Thursday, June 04, 2009

Why

I need to vent...
Why the f**k do people have kids and continue to have kids if they don't want them? Why do they allow them to get so completly messed up and then ask for advice and then continue along thier merry way as if they were given no advice.

Why am I the one undoing someone's mess up and allowing the child in my house and allowing the negative influence.

A is constantly arguing. Today we went to the store. Can I have this...can I have that.... Why...... but I want it. How about this? How about that.....why not???
I don't want to....but I am tired. No....I don't want to. How about later. It's hot outside.

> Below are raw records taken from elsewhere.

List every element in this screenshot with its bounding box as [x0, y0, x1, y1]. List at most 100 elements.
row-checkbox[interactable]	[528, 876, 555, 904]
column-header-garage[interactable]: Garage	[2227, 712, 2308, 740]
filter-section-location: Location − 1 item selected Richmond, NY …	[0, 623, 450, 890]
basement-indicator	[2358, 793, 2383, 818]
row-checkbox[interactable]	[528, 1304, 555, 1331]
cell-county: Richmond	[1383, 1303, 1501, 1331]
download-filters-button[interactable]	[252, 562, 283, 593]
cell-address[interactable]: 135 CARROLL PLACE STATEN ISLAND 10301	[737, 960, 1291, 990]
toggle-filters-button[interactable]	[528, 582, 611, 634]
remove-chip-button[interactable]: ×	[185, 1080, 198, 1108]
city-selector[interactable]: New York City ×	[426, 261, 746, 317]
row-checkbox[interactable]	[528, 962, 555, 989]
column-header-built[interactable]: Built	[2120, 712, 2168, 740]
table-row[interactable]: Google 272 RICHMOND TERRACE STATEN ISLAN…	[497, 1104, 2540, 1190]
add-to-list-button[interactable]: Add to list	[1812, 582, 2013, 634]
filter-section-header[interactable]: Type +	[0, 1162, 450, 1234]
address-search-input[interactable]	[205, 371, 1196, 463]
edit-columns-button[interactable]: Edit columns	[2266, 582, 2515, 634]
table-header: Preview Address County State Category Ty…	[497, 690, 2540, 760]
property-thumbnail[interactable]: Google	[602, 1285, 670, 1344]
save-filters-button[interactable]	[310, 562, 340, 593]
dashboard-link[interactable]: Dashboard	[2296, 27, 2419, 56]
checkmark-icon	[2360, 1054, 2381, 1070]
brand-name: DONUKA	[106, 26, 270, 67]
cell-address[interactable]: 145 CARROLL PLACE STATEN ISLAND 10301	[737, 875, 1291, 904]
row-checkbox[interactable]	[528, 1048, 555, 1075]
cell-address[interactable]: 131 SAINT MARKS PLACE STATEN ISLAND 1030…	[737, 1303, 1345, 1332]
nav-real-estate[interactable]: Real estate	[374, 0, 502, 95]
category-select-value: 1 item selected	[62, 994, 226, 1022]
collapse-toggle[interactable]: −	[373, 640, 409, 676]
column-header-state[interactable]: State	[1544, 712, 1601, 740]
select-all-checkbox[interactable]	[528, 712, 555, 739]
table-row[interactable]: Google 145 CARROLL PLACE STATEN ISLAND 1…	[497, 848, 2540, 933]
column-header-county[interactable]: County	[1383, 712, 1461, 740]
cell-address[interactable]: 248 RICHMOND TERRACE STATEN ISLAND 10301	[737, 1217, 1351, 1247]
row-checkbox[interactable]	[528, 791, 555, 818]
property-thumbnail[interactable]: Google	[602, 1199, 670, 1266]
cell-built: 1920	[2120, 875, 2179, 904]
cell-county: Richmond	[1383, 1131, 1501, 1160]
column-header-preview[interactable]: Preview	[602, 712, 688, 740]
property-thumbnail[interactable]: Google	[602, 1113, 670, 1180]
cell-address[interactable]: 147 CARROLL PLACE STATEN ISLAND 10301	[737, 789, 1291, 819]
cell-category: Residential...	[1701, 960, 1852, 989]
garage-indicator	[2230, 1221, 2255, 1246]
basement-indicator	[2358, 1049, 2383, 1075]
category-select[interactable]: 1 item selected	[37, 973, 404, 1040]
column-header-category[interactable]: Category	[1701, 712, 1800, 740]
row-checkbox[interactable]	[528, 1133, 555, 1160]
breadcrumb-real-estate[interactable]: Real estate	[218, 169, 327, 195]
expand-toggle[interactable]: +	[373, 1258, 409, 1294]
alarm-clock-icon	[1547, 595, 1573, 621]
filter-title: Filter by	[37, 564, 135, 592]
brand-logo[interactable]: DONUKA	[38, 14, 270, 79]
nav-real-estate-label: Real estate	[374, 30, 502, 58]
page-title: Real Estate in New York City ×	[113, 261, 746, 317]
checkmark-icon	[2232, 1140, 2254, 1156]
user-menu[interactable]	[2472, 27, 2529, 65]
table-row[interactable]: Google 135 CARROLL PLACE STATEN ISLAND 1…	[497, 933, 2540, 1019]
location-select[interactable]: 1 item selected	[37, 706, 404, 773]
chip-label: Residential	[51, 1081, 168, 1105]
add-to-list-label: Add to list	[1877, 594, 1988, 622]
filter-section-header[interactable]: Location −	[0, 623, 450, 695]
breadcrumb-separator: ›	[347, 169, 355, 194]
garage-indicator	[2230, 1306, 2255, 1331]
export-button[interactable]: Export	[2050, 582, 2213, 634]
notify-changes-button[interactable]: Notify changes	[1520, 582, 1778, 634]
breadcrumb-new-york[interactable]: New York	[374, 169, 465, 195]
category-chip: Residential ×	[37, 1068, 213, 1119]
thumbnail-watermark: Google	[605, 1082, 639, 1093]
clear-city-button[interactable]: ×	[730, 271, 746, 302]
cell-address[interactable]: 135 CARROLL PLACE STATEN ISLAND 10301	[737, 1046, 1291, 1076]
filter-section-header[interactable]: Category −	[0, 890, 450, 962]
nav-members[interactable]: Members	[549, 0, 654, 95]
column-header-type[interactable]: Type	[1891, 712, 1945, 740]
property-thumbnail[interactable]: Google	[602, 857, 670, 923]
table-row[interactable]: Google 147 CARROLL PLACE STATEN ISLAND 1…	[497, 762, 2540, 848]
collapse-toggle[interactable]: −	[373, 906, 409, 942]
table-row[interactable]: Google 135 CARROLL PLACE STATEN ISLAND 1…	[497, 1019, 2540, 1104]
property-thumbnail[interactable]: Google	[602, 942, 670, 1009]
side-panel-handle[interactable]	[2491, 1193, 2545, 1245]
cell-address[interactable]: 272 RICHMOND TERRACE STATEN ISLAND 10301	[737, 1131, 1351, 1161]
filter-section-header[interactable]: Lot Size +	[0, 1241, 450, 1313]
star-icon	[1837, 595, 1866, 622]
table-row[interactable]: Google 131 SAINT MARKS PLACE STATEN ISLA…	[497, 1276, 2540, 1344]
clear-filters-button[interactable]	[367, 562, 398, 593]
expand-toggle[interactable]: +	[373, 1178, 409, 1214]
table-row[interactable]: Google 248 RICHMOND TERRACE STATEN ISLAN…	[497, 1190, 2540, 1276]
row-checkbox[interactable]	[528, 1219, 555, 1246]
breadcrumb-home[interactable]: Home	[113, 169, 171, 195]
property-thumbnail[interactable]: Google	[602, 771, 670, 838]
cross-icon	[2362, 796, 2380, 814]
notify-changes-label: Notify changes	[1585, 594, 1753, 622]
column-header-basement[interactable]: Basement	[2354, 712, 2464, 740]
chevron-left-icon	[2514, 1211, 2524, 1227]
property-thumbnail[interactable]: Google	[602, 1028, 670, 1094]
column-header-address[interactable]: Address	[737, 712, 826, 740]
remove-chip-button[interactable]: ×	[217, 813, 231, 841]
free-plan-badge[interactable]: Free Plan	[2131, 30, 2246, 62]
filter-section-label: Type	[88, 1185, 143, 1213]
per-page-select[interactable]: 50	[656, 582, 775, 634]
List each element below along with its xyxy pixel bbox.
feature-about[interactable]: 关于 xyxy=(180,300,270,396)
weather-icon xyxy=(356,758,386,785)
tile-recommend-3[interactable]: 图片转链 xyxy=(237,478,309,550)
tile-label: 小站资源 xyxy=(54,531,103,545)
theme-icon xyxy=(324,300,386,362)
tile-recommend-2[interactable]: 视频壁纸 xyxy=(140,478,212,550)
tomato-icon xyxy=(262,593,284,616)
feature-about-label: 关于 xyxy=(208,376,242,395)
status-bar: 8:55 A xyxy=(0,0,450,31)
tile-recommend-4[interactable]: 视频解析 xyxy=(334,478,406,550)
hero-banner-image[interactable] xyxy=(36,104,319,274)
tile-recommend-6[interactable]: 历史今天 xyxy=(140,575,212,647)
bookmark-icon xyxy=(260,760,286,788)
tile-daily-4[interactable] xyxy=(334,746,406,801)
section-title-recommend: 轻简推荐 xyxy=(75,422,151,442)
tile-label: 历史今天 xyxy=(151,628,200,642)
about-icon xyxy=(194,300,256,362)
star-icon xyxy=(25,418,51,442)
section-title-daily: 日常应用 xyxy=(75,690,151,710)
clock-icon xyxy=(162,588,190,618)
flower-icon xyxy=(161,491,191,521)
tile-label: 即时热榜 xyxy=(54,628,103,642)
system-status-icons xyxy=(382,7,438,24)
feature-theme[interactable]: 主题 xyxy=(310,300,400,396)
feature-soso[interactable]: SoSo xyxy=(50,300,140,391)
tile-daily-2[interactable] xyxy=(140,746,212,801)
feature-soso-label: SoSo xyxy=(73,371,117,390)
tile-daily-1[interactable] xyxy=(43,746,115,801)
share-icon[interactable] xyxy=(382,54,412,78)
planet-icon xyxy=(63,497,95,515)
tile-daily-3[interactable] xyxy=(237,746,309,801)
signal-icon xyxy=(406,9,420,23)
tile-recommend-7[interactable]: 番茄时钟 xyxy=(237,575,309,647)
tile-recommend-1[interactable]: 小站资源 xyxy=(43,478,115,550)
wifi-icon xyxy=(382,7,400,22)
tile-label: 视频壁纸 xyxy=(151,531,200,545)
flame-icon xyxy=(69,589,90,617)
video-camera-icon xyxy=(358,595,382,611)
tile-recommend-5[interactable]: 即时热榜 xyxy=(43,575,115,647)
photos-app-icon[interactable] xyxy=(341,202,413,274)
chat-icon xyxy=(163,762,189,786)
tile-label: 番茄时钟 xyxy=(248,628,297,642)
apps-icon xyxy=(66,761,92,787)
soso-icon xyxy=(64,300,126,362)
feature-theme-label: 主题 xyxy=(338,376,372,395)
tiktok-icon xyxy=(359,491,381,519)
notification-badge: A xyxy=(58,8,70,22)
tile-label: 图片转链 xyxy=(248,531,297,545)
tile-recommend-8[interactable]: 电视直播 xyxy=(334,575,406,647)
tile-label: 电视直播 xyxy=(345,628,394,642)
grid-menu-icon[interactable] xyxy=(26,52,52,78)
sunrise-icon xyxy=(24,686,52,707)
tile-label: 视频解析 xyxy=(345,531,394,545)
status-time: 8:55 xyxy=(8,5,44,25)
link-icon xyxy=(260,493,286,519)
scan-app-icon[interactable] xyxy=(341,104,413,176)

Why can't people every mean what they say and follow through. Has his parents done that he would have never been in this mess in the first place.

Wednesday, June 03, 2009

Changes

Life keeps moving so quickly, somedays I barely know how I have time to breathe.
I am down to 123 lbs, which is good for me, but not quiet where I wanted to be a year later.

My laptop that has seen me through 3 years of breast feeding died last weekend. The battery was done, the CD drive was done, the case was cracking in multiple places, the hard drive decided it was done too. We don't have another HD sitting around so it is offically retired.

I finally got A (the 15 year old) a bed yesterday. He was sleeping on an air mattress. Now if only I can find a dresser.

My little G turns 1 year old on Saturday. He is up to 4 teeth. Takes 1-2 steps but not really walking yet.

We are no longer preventing child number 3, or 4 depending on how you are counting :)

Still looking and hoping for a house (or should I say a yard with a house) new goal is by 2010.